La seule personne qui réussît jamais à venir à bout de son obstination, ce fut Charles Thériault, qui venait l’aider à couper son bois de chauffage et à faire certains travaux difficiles pour un homme seul. Il emmena quelquefois avec lui sa femme et sa fille Vitaline, une grande perche de vingt-quatre ans qui poireautait au domicile familial. Les deux femmes mettaient un peu d’ordre dans la cuisine et préparaient le repas pendant que les hommes sciaient les billots et les mettaient en piles droites et solides. Ils s’habituèrent à ce voisinage, si bien que la fille alla seule quelquefois faire de courtes visites au solitaire, pour donner un coup de balai ou faire des pâtes pour son fricot.

Mais la fille de Charles disparut un jour mystérieusement. On l’avait vue monter dans la voiture d’un marchand ambulant qui retournait sur la terre ferme; on crut qu’elle se rendait chez Tranquille, puisque c’était le même chemin. Quand on s’aperçut qu’elle ne revenait pas, on conclut qu’elle s’était enfuie avec le colporteur énigmatique, qui ne remit jamais les pieds dans l’île et qu’on ne put jamais retracer.

Cette fugue causa tout un émoi dans le village; Charles et son épouse cessèrent leurs visites chez Tranquille. Ils finirent par mourir, chacun à leur tour, sans avoir eu de nouvelles de leur fille. Il y avait peu de bourgades qui ne connussent ce genre de drame; mais à l’époque, le récit ne s’en répandait pas bien loin, surtout s’il se produisait dans une île. La société cachait soigneusement ce genre de scrofule sur l’épiderme de sa vertu.
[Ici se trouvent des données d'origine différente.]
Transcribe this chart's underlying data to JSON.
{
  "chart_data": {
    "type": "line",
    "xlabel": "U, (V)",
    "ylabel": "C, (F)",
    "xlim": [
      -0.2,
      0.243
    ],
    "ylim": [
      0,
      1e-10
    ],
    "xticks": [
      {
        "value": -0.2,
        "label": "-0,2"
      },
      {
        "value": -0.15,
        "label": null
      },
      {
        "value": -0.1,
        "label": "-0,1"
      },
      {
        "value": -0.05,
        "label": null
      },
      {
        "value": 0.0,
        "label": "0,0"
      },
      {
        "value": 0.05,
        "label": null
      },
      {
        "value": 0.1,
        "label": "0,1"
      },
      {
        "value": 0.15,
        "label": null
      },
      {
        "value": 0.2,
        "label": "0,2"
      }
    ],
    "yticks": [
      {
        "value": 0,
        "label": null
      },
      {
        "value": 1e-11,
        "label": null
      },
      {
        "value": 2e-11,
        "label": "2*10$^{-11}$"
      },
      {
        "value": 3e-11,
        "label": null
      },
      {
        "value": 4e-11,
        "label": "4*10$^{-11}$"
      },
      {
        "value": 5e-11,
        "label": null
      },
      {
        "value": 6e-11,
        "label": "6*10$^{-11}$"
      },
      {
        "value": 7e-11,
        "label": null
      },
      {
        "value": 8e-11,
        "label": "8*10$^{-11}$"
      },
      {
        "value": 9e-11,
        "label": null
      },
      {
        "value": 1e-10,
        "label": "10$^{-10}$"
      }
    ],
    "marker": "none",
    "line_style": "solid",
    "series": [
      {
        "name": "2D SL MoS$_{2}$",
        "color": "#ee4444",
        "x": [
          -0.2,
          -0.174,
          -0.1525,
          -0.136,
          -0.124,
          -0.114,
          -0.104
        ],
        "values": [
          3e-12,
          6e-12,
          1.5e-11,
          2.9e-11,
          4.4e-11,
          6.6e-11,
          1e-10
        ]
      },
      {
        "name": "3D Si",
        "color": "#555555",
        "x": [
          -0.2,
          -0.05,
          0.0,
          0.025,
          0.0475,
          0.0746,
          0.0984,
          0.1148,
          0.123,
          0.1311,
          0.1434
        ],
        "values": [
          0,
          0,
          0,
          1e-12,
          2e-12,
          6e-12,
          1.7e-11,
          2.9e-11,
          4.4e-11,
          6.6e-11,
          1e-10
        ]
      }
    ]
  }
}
Tranquille ne reçut pratiquement plus personne. On le trouva mort un jour de juillet sur la plage à côté de sa barque, terrassé sans doute par un infarctus. Il n’y eut presque personne à son enterrement.

* * *

C’est chez ce personnage pour le moins énigmatique que nos quatre gamins allaient à la chasse aux fantômes. Bien des maisons ont été crues hantées pour de moindres motifs.

[…]

La cabane faisait environ quatorze pieds sur dix; sa façade, parallèle à la route qui à cet endroit allait vers le nord-ouest, était percée d’une porte en planches et d’une petite fenêtre carrée; une autre fenêtre, plus petite encore, s’ouvrait sur le mur de gauche, tout près de l’angle du fond. Un tuyau noirci coiffait le toit, recouvert, comme tout l’extérieur, de papier goudronné retenu par des lattes; avec le temps et les intempéries, plusieurs de celles-ci s’étaient déclouées et les lambeaux du revêtement médiocre pendaient lugubrement en plus d’un endroit. Toute la masure semblait être enveloppée dans un haillon de deuil.